Data security and governance controls are built into Kanerika’s ML architecture from the start of every engagement. Standard controls include role-based access, encrypted data pipelines in transit and at rest, immutable audit logs covering model decisions and data access, and bias testing as part of the validation process. Kanerika holds ISO 27001, ISO 27701, SOC 2, and ISO 9001 certifications, plus CMMI Level 3. For regulated industries including banking, healthcare, pharma, and insurance, data handling is designed for GDPR and HIPAA compliance from the architecture stage. Responsible AI policy and AI governance framework design are standard deliverables in every engagement.
13What is the timeline and pricing structure for an AI and ML engagement with Kanerika?
A focused single-use-case ML deployment with clean data typically runs 8 to 12 weeks from kickoff to production. Multi-use-case programs take 3 to 6 months. Enterprise-wide programs are scoped over 6 to 12 months. Kanerika offers three engagement structures. Fixed-scope project delivery works for well-defined requirements. Time-and-materials suits exploratory or iterative builds. Managed deployment covers ongoing monitoring, retraining, and optimization post-launch. Pricing varies by use case, data readiness, and integration complexity. The AI Maturity Assessment at kanerika.com provides a structured starting point to narrow scope before pricing discussions begin.

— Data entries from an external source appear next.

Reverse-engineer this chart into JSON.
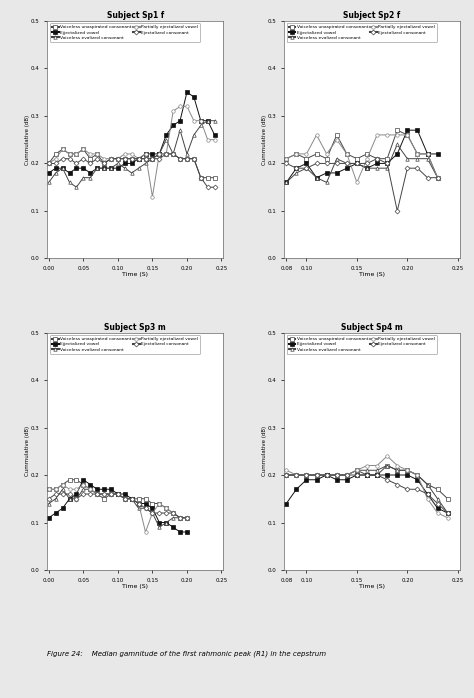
{
  "titles": [
    "Subject Sp1 f",
    "Subject Sp2 f",
    "Subject Sp3 m",
    "Subject Sp4 m"
  ],
  "xlabel": "Time (S)",
  "ylabel": "Cummulative (dB)",
  "ylim": [
    0.0,
    0.5
  ],
  "yticks": [
    0.0,
    0.1,
    0.2,
    0.3,
    0.4,
    0.5
  ],
  "background_color": "#e8e8e8",
  "plot_bg_color": "#ffffff",
  "figure_caption": "Figure 24:    Median gamnitude of the first rahmonic peak (R1) in the cepstrum",
  "sp1": {
    "xlim": [
      0.0,
      0.25
    ],
    "xtick_vals": [
      0.0,
      0.05,
      0.1,
      0.15,
      0.2,
      0.25
    ],
    "xtick_labels": [
      "0.00",
      "0.05",
      "0.10",
      "0.15",
      "0.20",
      "0.25"
    ],
    "series": {
      "voiceless_unaspirated": {
        "x": [
          0.0,
          0.01,
          0.02,
          0.03,
          0.04,
          0.05,
          0.06,
          0.07,
          0.08,
          0.09,
          0.1,
          0.11,
          0.12,
          0.13,
          0.14,
          0.15,
          0.16,
          0.17,
          0.18,
          0.19,
          0.2,
          0.21,
          0.22,
          0.23,
          0.24
        ],
        "y": [
          0.2,
          0.22,
          0.23,
          0.22,
          0.22,
          0.23,
          0.21,
          0.22,
          0.2,
          0.21,
          0.21,
          0.21,
          0.21,
          0.21,
          0.21,
          0.21,
          0.22,
          0.22,
          0.22,
          0.21,
          0.21,
          0.21,
          0.17,
          0.17,
          0.17
        ],
        "marker": "s",
        "filled": false,
        "color": "#444444"
      },
      "ejectalized_vowel": {
        "x": [
          0.0,
          0.01,
          0.02,
          0.03,
          0.04,
          0.05,
          0.06,
          0.07,
          0.08,
          0.09,
          0.1,
          0.11,
          0.12,
          0.13,
          0.14,
          0.15,
          0.16,
          0.17,
          0.18,
          0.19,
          0.2,
          0.21,
          0.22,
          0.23,
          0.24
        ],
        "y": [
          0.18,
          0.19,
          0.19,
          0.18,
          0.19,
          0.19,
          0.18,
          0.19,
          0.19,
          0.19,
          0.19,
          0.2,
          0.2,
          0.21,
          0.22,
          0.22,
          0.22,
          0.26,
          0.28,
          0.29,
          0.35,
          0.34,
          0.29,
          0.29,
          0.26
        ],
        "marker": "s",
        "filled": true,
        "color": "#111111"
      },
      "voiceless_evalized": {
        "x": [
          0.0,
          0.01,
          0.02,
          0.03,
          0.04,
          0.05,
          0.06,
          0.07,
          0.08,
          0.09,
          0.1,
          0.11,
          0.12,
          0.13,
          0.14,
          0.15,
          0.16,
          0.17,
          0.18,
          0.19,
          0.2,
          0.21,
          0.22,
          0.23,
          0.24
        ],
        "y": [
          0.16,
          0.18,
          0.19,
          0.16,
          0.15,
          0.17,
          0.17,
          0.19,
          0.19,
          0.19,
          0.2,
          0.19,
          0.18,
          0.19,
          0.2,
          0.21,
          0.22,
          0.25,
          0.22,
          0.27,
          0.22,
          0.26,
          0.28,
          0.29,
          0.29
        ],
        "marker": "^",
        "filled": false,
        "color": "#444444"
      },
      "partially_ejectalized": {
        "x": [
          0.0,
          0.01,
          0.02,
          0.03,
          0.04,
          0.05,
          0.06,
          0.07,
          0.08,
          0.09,
          0.1,
          0.11,
          0.12,
          0.13,
          0.14,
          0.15,
          0.16,
          0.17,
          0.18,
          0.19,
          0.2,
          0.21,
          0.22,
          0.23,
          0.24
        ],
        "y": [
          0.2,
          0.21,
          0.23,
          0.22,
          0.22,
          0.23,
          0.22,
          0.22,
          0.21,
          0.21,
          0.21,
          0.22,
          0.22,
          0.21,
          0.22,
          0.13,
          0.22,
          0.22,
          0.31,
          0.32,
          0.32,
          0.29,
          0.29,
          0.25,
          0.25
        ],
        "marker": "o",
        "filled": false,
        "color": "#888888"
      },
      "ejectalized_consonant": {
        "x": [
          0.0,
          0.01,
          0.02,
          0.03,
          0.04,
          0.05,
          0.06,
          0.07,
          0.08,
          0.09,
          0.1,
          0.11,
          0.12,
          0.13,
          0.14,
          0.15,
          0.16,
          0.17,
          0.18,
          0.19,
          0.2,
          0.21,
          0.22,
          0.23,
          0.24
        ],
        "y": [
          0.2,
          0.2,
          0.21,
          0.21,
          0.2,
          0.21,
          0.2,
          0.21,
          0.2,
          0.21,
          0.21,
          0.21,
          0.21,
          0.21,
          0.21,
          0.21,
          0.21,
          0.22,
          0.22,
          0.21,
          0.21,
          0.21,
          0.17,
          0.15,
          0.15
        ],
        "marker": "D",
        "filled": false,
        "color": "#444444"
      }
    }
  },
  "sp2": {
    "xlim": [
      0.08,
      0.25
    ],
    "xtick_vals": [
      0.08,
      0.1,
      0.15,
      0.2,
      0.25
    ],
    "xtick_labels": [
      "0.08",
      "0.10",
      "0.15",
      "0.20",
      "0.25"
    ],
    "series": {
      "voiceless_unaspirated": {
        "x": [
          0.08,
          0.09,
          0.1,
          0.11,
          0.12,
          0.13,
          0.14,
          0.15,
          0.16,
          0.17,
          0.18,
          0.19,
          0.2,
          0.21,
          0.22,
          0.23
        ],
        "y": [
          0.21,
          0.22,
          0.21,
          0.22,
          0.21,
          0.26,
          0.22,
          0.21,
          0.22,
          0.21,
          0.21,
          0.27,
          0.26,
          0.22,
          0.22,
          0.17
        ],
        "marker": "s",
        "filled": false,
        "color": "#444444"
      },
      "ejectalized_vowel": {
        "x": [
          0.08,
          0.09,
          0.1,
          0.11,
          0.12,
          0.13,
          0.14,
          0.15,
          0.16,
          0.17,
          0.18,
          0.19,
          0.2,
          0.21,
          0.22,
          0.23
        ],
        "y": [
          0.16,
          0.19,
          0.2,
          0.17,
          0.18,
          0.18,
          0.19,
          0.2,
          0.19,
          0.2,
          0.2,
          0.22,
          0.27,
          0.27,
          0.22,
          0.22
        ],
        "marker": "s",
        "filled": true,
        "color": "#111111"
      },
      "voiceless_evalized": {
        "x": [
          0.08,
          0.09,
          0.1,
          0.11,
          0.12,
          0.13,
          0.14,
          0.15,
          0.16,
          0.17,
          0.18,
          0.19,
          0.2,
          0.21,
          0.22,
          0.23
        ],
        "y": [
          0.16,
          0.18,
          0.19,
          0.17,
          0.16,
          0.21,
          0.2,
          0.2,
          0.19,
          0.19,
          0.19,
          0.24,
          0.21,
          0.21,
          0.21,
          0.17
        ],
        "marker": "^",
        "filled": false,
        "color": "#444444"
      },
      "partially_ejectalized": {
        "x": [
          0.08,
          0.09,
          0.1,
          0.11,
          0.12,
          0.13,
          0.14,
          0.15,
          0.16,
          0.17,
          0.18,
          0.19,
          0.2,
          0.21,
          0.22,
          0.23
        ],
        "y": [
          0.21,
          0.22,
          0.22,
          0.26,
          0.22,
          0.25,
          0.22,
          0.16,
          0.21,
          0.26,
          0.26,
          0.26,
          0.26,
          0.22,
          0.22,
          0.17
        ],
        "marker": "o",
        "filled": false,
        "color": "#888888"
      },
      "ejectalized_consonant": {
        "x": [
          0.08,
          0.09,
          0.1,
          0.11,
          0.12,
          0.13,
          0.14,
          0.15,
          0.16,
          0.17,
          0.18,
          0.19,
          0.2,
          0.21,
          0.22,
          0.23
        ],
        "y": [
          0.2,
          0.19,
          0.19,
          0.2,
          0.2,
          0.2,
          0.2,
          0.2,
          0.2,
          0.21,
          0.2,
          0.1,
          0.19,
          0.19,
          0.17,
          0.17
        ],
        "marker": "D",
        "filled": false,
        "color": "#444444"
      }
    }
  },
  "sp3": {
    "xlim": [
      0.0,
      0.25
    ],
    "xtick_vals": [
      0.0,
      0.05,
      0.1,
      0.15,
      0.2,
      0.25
    ],
    "xtick_labels": [
      "0.00",
      "0.05",
      "0.10",
      "0.15",
      "0.20",
      "0.25"
    ],
    "series": {
      "voiceless_unaspirated": {
        "x": [
          0.0,
          0.01,
          0.02,
          0.03,
          0.04,
          0.05,
          0.06,
          0.07,
          0.08,
          0.09,
          0.1,
          0.11,
          0.12,
          0.13,
          0.14,
          0.15,
          0.16,
          0.17,
          0.18,
          0.19,
          0.2
        ],
        "y": [
          0.17,
          0.17,
          0.18,
          0.19,
          0.19,
          0.18,
          0.17,
          0.16,
          0.15,
          0.16,
          0.16,
          0.15,
          0.15,
          0.15,
          0.15,
          0.14,
          0.14,
          0.13,
          0.12,
          0.11,
          0.11
        ],
        "marker": "s",
        "filled": false,
        "color": "#444444"
      },
      "ejectalized_vowel": {
        "x": [
          0.0,
          0.01,
          0.02,
          0.03,
          0.04,
          0.05,
          0.06,
          0.07,
          0.08,
          0.09,
          0.1,
          0.11,
          0.12,
          0.13,
          0.14,
          0.15,
          0.16,
          0.17,
          0.18,
          0.19,
          0.2
        ],
        "y": [
          0.11,
          0.12,
          0.13,
          0.15,
          0.16,
          0.19,
          0.18,
          0.17,
          0.17,
          0.17,
          0.16,
          0.16,
          0.15,
          0.14,
          0.14,
          0.13,
          0.1,
          0.1,
          0.09,
          0.08,
          0.08
        ],
        "marker": "s",
        "filled": true,
        "color": "#111111"
      },
      "voiceless_evalized": {
        "x": [
          0.0,
          0.01,
          0.02,
          0.03,
          0.04,
          0.05,
          0.06,
          0.07,
          0.08,
          0.09,
          0.1,
          0.11,
          0.12,
          0.13,
          0.14,
          0.15,
          0.16,
          0.17,
          0.18,
          0.19,
          0.2
        ],
        "y": [
          0.14,
          0.15,
          0.17,
          0.15,
          0.15,
          0.17,
          0.17,
          0.16,
          0.16,
          0.16,
          0.16,
          0.15,
          0.15,
          0.13,
          0.13,
          0.12,
          0.09,
          0.1,
          0.11,
          0.11,
          0.11
        ],
        "marker": "^",
        "filled": false,
        "color": "#444444"
      },
      "partially_ejectalized": {
        "x": [
          0.0,
          0.01,
          0.02,
          0.03,
          0.04,
          0.05,
          0.06,
          0.07,
          0.08,
          0.09,
          0.1,
          0.11,
          0.12,
          0.13,
          0.14,
          0.15,
          0.16,
          0.17,
          0.18,
          0.19,
          0.2
        ],
        "y": [
          0.17,
          0.17,
          0.18,
          0.17,
          0.17,
          0.18,
          0.17,
          0.16,
          0.16,
          0.16,
          0.16,
          0.15,
          0.15,
          0.14,
          0.08,
          0.12,
          0.14,
          0.13,
          0.12,
          0.11,
          0.11
        ],
        "marker": "o",
        "filled": false,
        "color": "#888888"
      },
      "ejectalized_consonant": {
        "x": [
          0.0,
          0.01,
          0.02,
          0.03,
          0.04,
          0.05,
          0.06,
          0.07,
          0.08,
          0.09,
          0.1,
          0.11,
          0.12,
          0.13,
          0.14,
          0.15,
          0.16,
          0.17,
          0.18,
          0.19,
          0.2
        ],
        "y": [
          0.15,
          0.16,
          0.16,
          0.16,
          0.15,
          0.16,
          0.16,
          0.16,
          0.16,
          0.16,
          0.16,
          0.15,
          0.15,
          0.14,
          0.13,
          0.12,
          0.12,
          0.12,
          0.12,
          0.11,
          0.11
        ],
        "marker": "D",
        "filled": false,
        "color": "#444444"
      }
    }
  },
  "sp4": {
    "xlim": [
      0.08,
      0.25
    ],
    "xtick_vals": [
      0.08,
      0.1,
      0.15,
      0.2,
      0.25
    ],
    "xtick_labels": [
      "0.08",
      "0.10",
      "0.15",
      "0.20",
      "0.25"
    ],
    "series": {
      "voiceless_unaspirated": {
        "x": [
          0.08,
          0.09,
          0.1,
          0.11,
          0.12,
          0.13,
          0.14,
          0.15,
          0.16,
          0.17,
          0.18,
          0.19,
          0.2,
          0.21,
          0.22,
          0.23,
          0.24
        ],
        "y": [
          0.2,
          0.2,
          0.2,
          0.2,
          0.2,
          0.2,
          0.2,
          0.21,
          0.2,
          0.2,
          0.22,
          0.21,
          0.21,
          0.2,
          0.18,
          0.17,
          0.15
        ],
        "marker": "s",
        "filled": false,
        "color": "#444444"
      },
      "ejectalized_vowel": {
        "x": [
          0.08,
          0.09,
          0.1,
          0.11,
          0.12,
          0.13,
          0.14,
          0.15,
          0.16,
          0.17,
          0.18,
          0.19,
          0.2,
          0.21,
          0.22,
          0.23,
          0.24
        ],
        "y": [
          0.14,
          0.17,
          0.19,
          0.19,
          0.2,
          0.19,
          0.19,
          0.2,
          0.2,
          0.2,
          0.2,
          0.2,
          0.2,
          0.19,
          0.16,
          0.13,
          0.12
        ],
        "marker": "s",
        "filled": true,
        "color": "#111111"
      },
      "voiceless_evalized": {
        "x": [
          0.08,
          0.09,
          0.1,
          0.11,
          0.12,
          0.13,
          0.14,
          0.15,
          0.16,
          0.17,
          0.18,
          0.19,
          0.2,
          0.21,
          0.22,
          0.23,
          0.24
        ],
        "y": [
          0.2,
          0.2,
          0.2,
          0.2,
          0.2,
          0.2,
          0.2,
          0.21,
          0.21,
          0.21,
          0.22,
          0.21,
          0.21,
          0.2,
          0.18,
          0.15,
          0.12
        ],
        "marker": "^",
        "filled": false,
        "color": "#444444"
      },
      "partially_ejectalized": {
        "x": [
          0.08,
          0.09,
          0.1,
          0.11,
          0.12,
          0.13,
          0.14,
          0.15,
          0.16,
          0.17,
          0.18,
          0.19,
          0.2,
          0.21,
          0.22,
          0.23,
          0.24
        ],
        "y": [
          0.21,
          0.2,
          0.2,
          0.2,
          0.2,
          0.2,
          0.2,
          0.21,
          0.22,
          0.22,
          0.24,
          0.22,
          0.21,
          0.2,
          0.15,
          0.12,
          0.11
        ],
        "marker": "o",
        "filled": false,
        "color": "#888888"
      },
      "ejectalized_consonant": {
        "x": [
          0.08,
          0.09,
          0.1,
          0.11,
          0.12,
          0.13,
          0.14,
          0.15,
          0.16,
          0.17,
          0.18,
          0.19,
          0.2,
          0.21,
          0.22,
          0.23,
          0.24
        ],
        "y": [
          0.2,
          0.2,
          0.2,
          0.2,
          0.2,
          0.2,
          0.2,
          0.2,
          0.2,
          0.2,
          0.19,
          0.18,
          0.17,
          0.17,
          0.16,
          0.14,
          0.12
        ],
        "marker": "D",
        "filled": false,
        "color": "#444444"
      }
    }
  }
}
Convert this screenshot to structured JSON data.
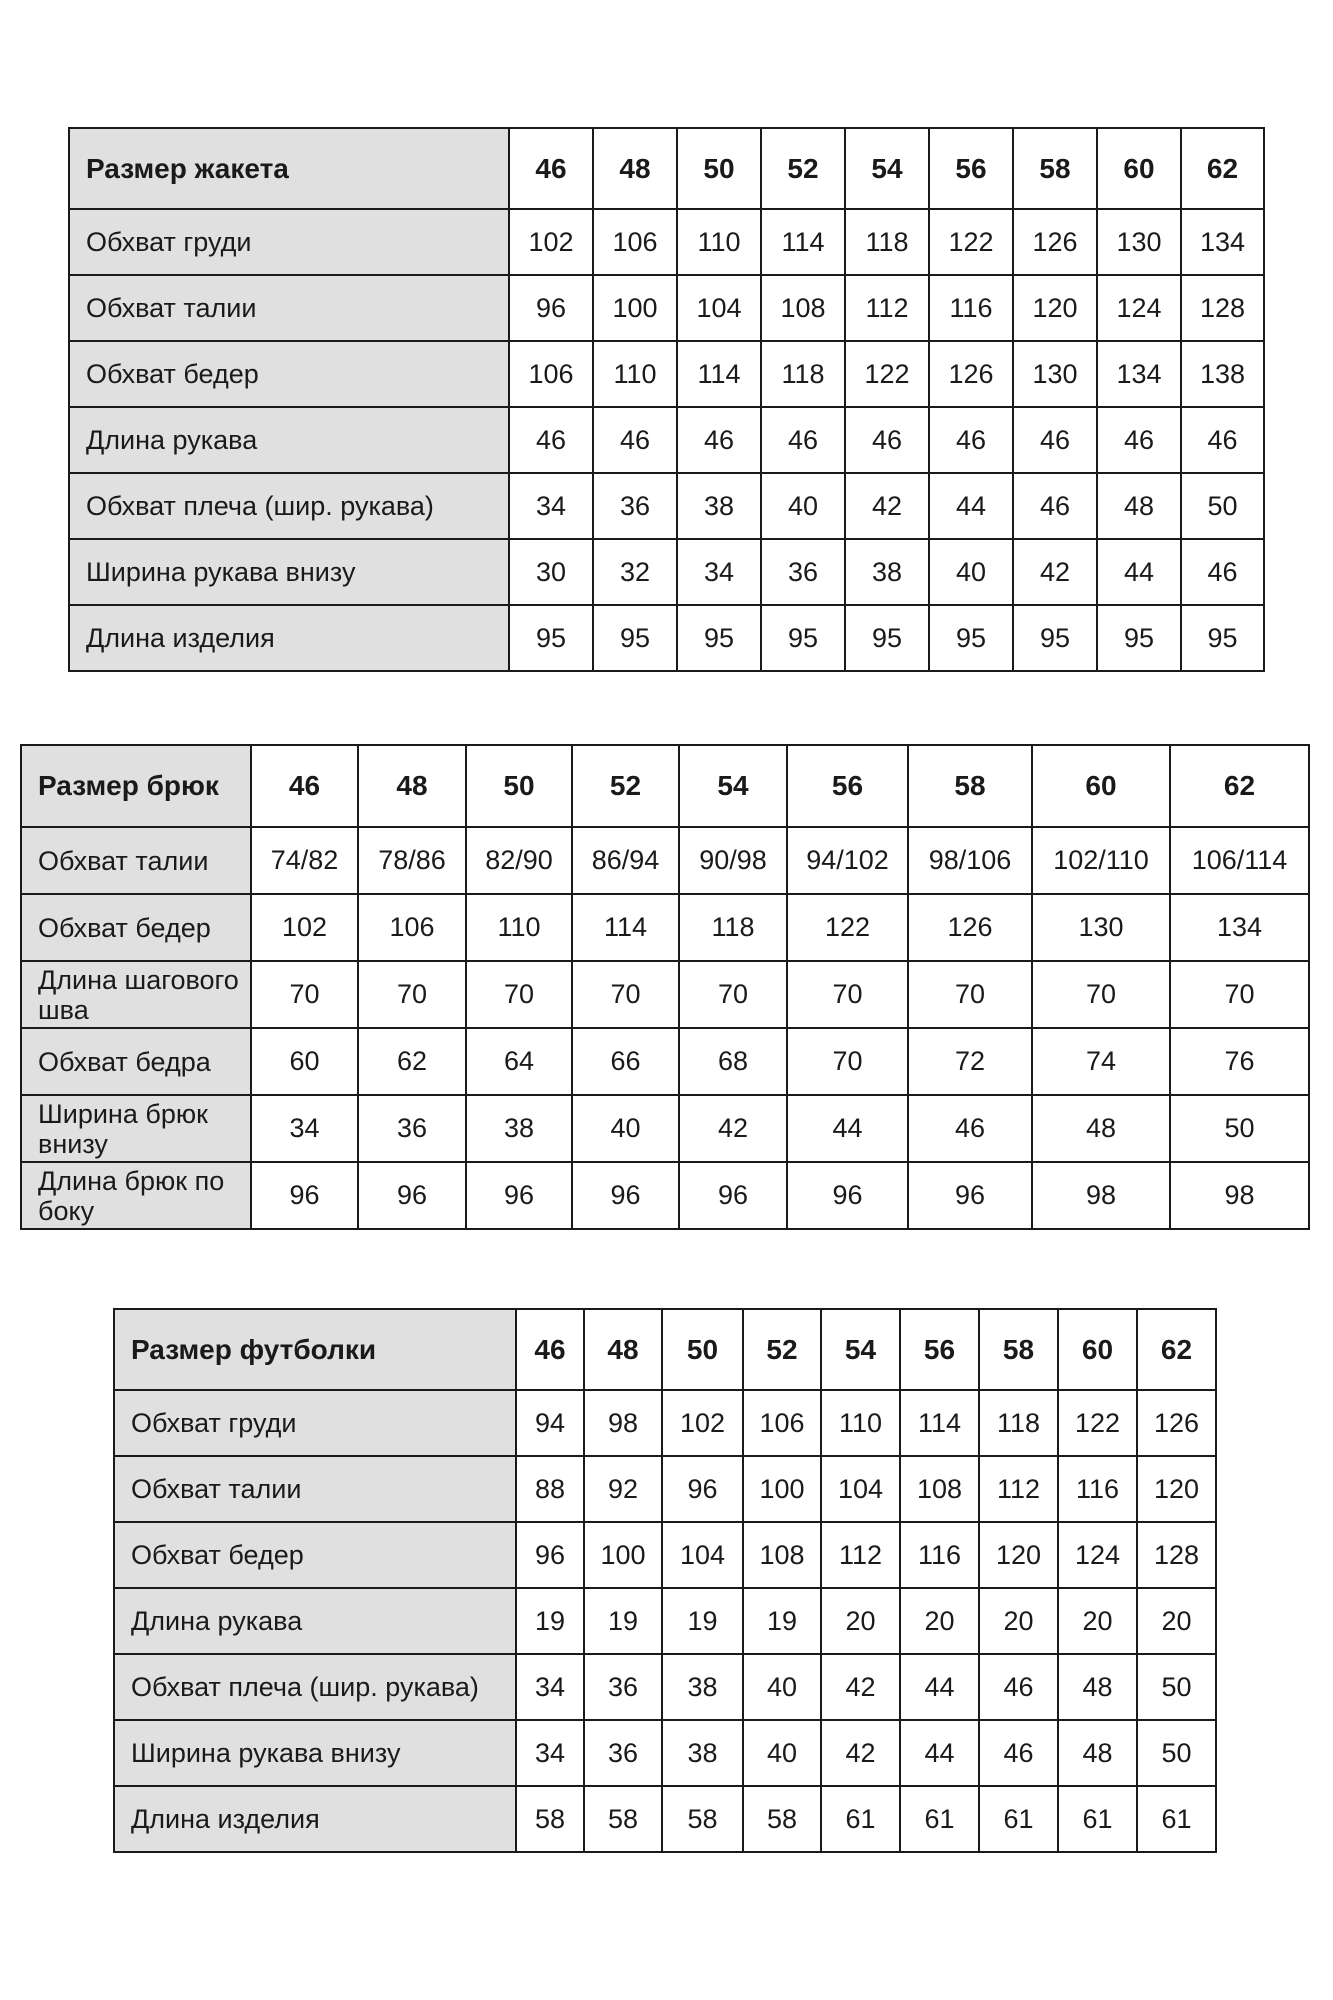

14What ROI should we realistically expect from an AI and ML engagement with Kanerika?
ROI is tracked against baselines agreed at the start of every project. The strongest returns come from high-volume, document-heavy, or decision-intensive processes where the before-state is well measured. From production deployments, luxury retail clients achieved a 24% margin increase through AI dynamic pricing, logistics clients average $1.2M in annual cost savings, pharma clients reduced project timelines by 30%, and fintech clients cut time-to-market by 50%. Kanerika’s portfolio metrics reflect a 95%+ client satisfaction rate and automation of 60% of business tasks across active accounts. These are production figures from live client environments, not projections.
15What sets Kanerika apart from other AI and ML consulting companies?
Three things differentiate Kanerika. First, Kanerika builds and ships production ML models and AI agents that run in live client environments. The AI Suite includes Karl (data insights agent), DokGPT (document intelligence agent), and Susan (PII redaction agent), alongside Sales Trends Forecasting, Smart Pricing, and Claims Adjudicator models. The same engineering team that builds those products handles client delivery. Second, strategic technology partnerships provide certified depth on enterprise platforms, including Microsoft Solutions Partner for Data and AI, Featured Microsoft Fabric Partner, and Databricks partner with certified engineers. Third, CMMI Level 3, ISO 27001, SOC 2, and ISO 27701 certifications satisfy compliance requirements for regulated-industry enterprise clients.